The U.S. is one country that’s subsidizing carbon capture technology in a big way. The recently passed Inflation Reduction Act significantly increases the tax credit for carbon reduction investment, which will expand opportunities for the technology and make it more cost-effective for the steel, cement, refinery, chemical, and natural gas-powered generation industries. In the U.S., there are 10 commercial, operational carbon capture projects, but 102 projects were in the advanced or early stages of development as of 2021. All these facilities combined could capture about 149.3 million tons of CO2 annually. For context, consider that the U.S. emitted more than 5 billion tons of carbon dioxide in 2019 alone.
Another green building tool
Carbon capture and storage is a complicated technology, and many other things can go wrong. Carbon dioxide isn’t toxic, but it’s heavier than air, so any escape during transport poses an asphyxiation hazard to employees and communities. The geologic storage of captured carbon also presents risks. Sequestering the carbon underground has risks of massive leakages and even the potential to cause seismic activity.
But most of the challenges associated with carbon capture and storage that have been studied are related to large-scale implementation at power plants. The technology hasn’t been widely studied for use in commercial buildings. On a small, building-sized scale, it’s brand new and could be a powerful way to speed up our path toward lower greenhouse gas emissions.
Environmental activists don’t particularly like carbon capture because they claim it extends our use of fossil fuels and rebrands it as a climate solution. While this may be true for coal-fired power plants, the tech could be helpful in commercial real estate. Property owners are under intense pressure to decarbonize buildings quickly, so any type of tech that helps is welcome. Carbon capture systems don’t have to be the be-all-end-all, either. They can be used in tandem with various other measures to lower a building’s carbon emissions.

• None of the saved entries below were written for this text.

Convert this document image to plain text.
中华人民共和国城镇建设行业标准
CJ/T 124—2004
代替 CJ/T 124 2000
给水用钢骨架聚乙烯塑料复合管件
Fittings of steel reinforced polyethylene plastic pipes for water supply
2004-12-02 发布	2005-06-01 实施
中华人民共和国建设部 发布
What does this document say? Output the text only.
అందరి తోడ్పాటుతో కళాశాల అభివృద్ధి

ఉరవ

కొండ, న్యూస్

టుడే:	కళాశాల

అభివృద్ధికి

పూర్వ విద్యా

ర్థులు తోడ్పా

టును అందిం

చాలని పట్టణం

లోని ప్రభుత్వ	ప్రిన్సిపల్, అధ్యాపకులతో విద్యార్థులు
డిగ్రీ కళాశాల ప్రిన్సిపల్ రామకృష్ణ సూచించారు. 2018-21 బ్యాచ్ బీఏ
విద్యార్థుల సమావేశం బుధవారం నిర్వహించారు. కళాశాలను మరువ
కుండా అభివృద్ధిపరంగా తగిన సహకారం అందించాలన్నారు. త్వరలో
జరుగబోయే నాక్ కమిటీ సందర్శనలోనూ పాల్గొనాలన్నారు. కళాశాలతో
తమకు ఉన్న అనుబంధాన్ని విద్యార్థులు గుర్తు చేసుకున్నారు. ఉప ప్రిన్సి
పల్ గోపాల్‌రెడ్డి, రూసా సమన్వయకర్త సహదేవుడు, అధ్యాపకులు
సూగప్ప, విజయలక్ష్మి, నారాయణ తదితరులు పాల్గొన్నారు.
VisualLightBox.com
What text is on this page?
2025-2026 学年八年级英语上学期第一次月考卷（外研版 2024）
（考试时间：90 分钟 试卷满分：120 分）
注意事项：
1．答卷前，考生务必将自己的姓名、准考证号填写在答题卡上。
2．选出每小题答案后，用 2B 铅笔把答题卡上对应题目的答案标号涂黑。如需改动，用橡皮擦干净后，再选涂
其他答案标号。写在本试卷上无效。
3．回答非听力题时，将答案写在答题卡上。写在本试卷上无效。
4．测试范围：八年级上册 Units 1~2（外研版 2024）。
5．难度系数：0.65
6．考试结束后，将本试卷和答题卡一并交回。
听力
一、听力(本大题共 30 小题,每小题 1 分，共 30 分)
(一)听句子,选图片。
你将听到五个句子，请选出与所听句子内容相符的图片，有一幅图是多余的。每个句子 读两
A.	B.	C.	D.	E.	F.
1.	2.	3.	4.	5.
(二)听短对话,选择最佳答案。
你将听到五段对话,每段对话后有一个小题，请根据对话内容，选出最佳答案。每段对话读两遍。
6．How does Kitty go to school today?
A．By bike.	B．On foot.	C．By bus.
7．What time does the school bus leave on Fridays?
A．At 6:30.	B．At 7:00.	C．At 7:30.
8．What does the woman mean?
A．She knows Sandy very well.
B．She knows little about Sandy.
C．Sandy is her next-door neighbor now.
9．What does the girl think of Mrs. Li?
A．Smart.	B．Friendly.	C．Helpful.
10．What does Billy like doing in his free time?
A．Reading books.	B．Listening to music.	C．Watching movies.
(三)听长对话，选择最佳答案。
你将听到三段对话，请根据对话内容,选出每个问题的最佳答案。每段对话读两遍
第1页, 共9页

One may wonder why use carbon capture and keep relying on natural gas in commercial buildings, but it’s important to note that we’re still in the early stages of building electrification. Heat pumps in commercial buildings that replace gas-fired systems may gain more popularity soon, especially because of incentives from the Inflation Reduction Act. And the economics of wide-scale electrification at larger commercial properties is getting better, but it’s still tricky for now, not to mention the increased strain of so much more electricity use on the nation’s grid.
Carbon capture systems could act as a bridge technology that moves the needle further on real estate decarbonization while the country and world transition to a lower-carbon economy with more renewable energy. The carbon capture system in the Grand Tier in Manhattan could help that facility avoid a large chunk of penalties from Local Law 97. If it works, more carbon capture systems will be installed not just in NYC properties but all across the U.S. Carbon capture may not be a perfect piece of green building technology, but with so many building owners facing increased scrutiny to reduce carbon emissions in such a short amount of time, it could be a worthwhile investment if only to avoid financial penalties.